The young men of to-day, and especially the young men in large cities, are not, by nature and example, fitted for tests of this kind. They are seldom, if ever ready to work for the mere love of work. Instead of being taught how to gloss over an education, received as it is in an unwilling spirit, and carried on during a season of balls, operas, and theatres, skating rinks, etc., in a perfunctory manner, it is the duty of educators to speak out plainly, and to denounce everything that tends to render diplomas worthless, and bring colleges into contempt.
The president of Harvard says that "every youth of eighteen is an infinitetely complex and solitary organization." Next "correct education has for its aim the correct development of each student's gifts." I do not grant the first statement, and the second is not true. Do you, in physical education, take for your aim to strengthen the parts that are weak, or do you seek to develop more the parts already strong? Is the public ready for a steatopygean education. They like it in Africa. Is a man complete if he be a superior mathematician and that be the limit of his knowledge?
But are boys of eighteen fitted to judge of their strong or their own weak points? Can they select for themselves out of this enormous bill of fare (425 hours per week offered by Harvard) the 12 hours most conducive to their mental growth? I have not met such young men among the undergraduates of any college, nor do I expect to meet them. If experienced men who devote a lifetime to the study of the special question of election in studies in colleges, differ as widely as do President Eliot and President McCosh, how can a poor, green youth of eighteen, without any knowledge whatsover of the nature and advantage of studies between which he is told to choose, make anything like a selection?
From my seat in this college I am asked by experienced fathers, men of business, to try to determine whether a youth of eighteen shall be directed to take a course of ancient or modern languages. And I do think that I overstate the matter when I say that over sixty per cent. of the parents and nearly all of the students are utterly unable to determine for what profession the youth is best fitted."
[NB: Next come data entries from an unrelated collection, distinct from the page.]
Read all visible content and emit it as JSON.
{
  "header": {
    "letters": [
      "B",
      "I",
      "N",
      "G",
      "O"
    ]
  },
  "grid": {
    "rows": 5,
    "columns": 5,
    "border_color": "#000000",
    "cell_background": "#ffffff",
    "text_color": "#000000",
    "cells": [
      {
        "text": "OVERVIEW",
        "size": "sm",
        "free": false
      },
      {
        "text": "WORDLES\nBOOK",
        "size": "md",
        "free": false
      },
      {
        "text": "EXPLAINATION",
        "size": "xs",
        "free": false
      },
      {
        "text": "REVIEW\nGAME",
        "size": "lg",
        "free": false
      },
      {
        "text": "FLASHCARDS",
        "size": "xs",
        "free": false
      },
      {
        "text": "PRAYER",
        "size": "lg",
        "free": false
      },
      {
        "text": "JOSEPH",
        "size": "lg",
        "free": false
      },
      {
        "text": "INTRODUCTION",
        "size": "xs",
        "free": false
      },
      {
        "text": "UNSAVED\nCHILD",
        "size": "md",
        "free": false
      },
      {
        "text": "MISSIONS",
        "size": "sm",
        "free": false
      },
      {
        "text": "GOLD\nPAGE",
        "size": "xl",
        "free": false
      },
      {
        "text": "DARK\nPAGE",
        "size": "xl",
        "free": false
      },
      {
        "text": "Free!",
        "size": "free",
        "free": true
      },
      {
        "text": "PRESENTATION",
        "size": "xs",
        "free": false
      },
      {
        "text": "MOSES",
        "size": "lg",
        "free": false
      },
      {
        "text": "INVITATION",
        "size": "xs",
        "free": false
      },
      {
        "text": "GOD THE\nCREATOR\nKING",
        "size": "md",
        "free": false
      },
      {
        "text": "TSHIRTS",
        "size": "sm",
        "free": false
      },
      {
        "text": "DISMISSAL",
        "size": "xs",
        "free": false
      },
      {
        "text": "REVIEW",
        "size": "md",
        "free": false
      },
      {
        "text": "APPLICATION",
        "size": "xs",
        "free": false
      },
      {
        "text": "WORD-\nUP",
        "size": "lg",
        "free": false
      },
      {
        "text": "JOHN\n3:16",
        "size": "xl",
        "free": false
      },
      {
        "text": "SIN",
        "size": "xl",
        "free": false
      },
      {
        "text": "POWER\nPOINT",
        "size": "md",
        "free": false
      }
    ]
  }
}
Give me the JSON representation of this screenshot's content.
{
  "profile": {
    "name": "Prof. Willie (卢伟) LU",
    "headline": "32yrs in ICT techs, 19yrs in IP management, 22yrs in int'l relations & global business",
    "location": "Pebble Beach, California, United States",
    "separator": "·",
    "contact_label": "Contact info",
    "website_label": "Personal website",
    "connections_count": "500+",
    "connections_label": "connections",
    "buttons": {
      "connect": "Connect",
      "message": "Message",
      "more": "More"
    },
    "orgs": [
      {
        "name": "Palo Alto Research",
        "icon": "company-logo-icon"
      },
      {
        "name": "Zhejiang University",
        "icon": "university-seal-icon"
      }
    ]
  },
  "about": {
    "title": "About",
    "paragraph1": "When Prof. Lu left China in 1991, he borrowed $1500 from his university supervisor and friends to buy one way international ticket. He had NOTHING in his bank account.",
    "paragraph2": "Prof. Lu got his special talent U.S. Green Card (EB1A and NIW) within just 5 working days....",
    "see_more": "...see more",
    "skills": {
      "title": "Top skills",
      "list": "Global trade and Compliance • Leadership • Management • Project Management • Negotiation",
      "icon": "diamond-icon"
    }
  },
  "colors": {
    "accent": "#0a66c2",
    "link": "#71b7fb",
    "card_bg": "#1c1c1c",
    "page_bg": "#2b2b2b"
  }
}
While President Webb finds that seniors and juniors, and much more freshmen, cannot use the privilege of election to advantage, Prest. White's experience has been in just the opposite direction. He bases his opposition to President Eliot's views on quite other grounds. He says:
"In this matter of elective studies I stand midway between the two extremes as represented by Dr. McCosh and President Eliot. I cannot indorse the elective system as President Eliot expounds and defends it, for his position seems to me open to many of the objections which Dr. McCosh urged at the recent meeting of the Nineteenth Century Club. For instance, it is true that under a system of complete election, a student may get a degree for the study of music, the French drama similar dilettante branches, although it is, perhaps, true that a student who pursues this course would get about as much good from these studies as he would get from any others. Now there are two kinds of modified election which I indorse. I believe that it is a good plan to give students a choice between a number of different courses each made up of studies which he is obliged to follow when he selects that course; and secondly, I believe in a fixed curriculum of required studies, to which a student may add a certain number of studies of his own choice. The idea of a curriculum without any election does not seem to me wise. A young man of sixteen or seventeen is certainly capable of choosing two or three elective branches. In this country most young men at that age are called upon to decide for themselves far more weighty questions. They are obliged to choose their calling for the whole of their after lives, to decide what professions they will study and where they will study them, whom they will associate with them in business, and other matters equally important. If they are capable of doing this intelligently, they can certainly decide whether they will supplement the college curriculum with Greek or mathematics, or whether they will choose an academic or a scientific course.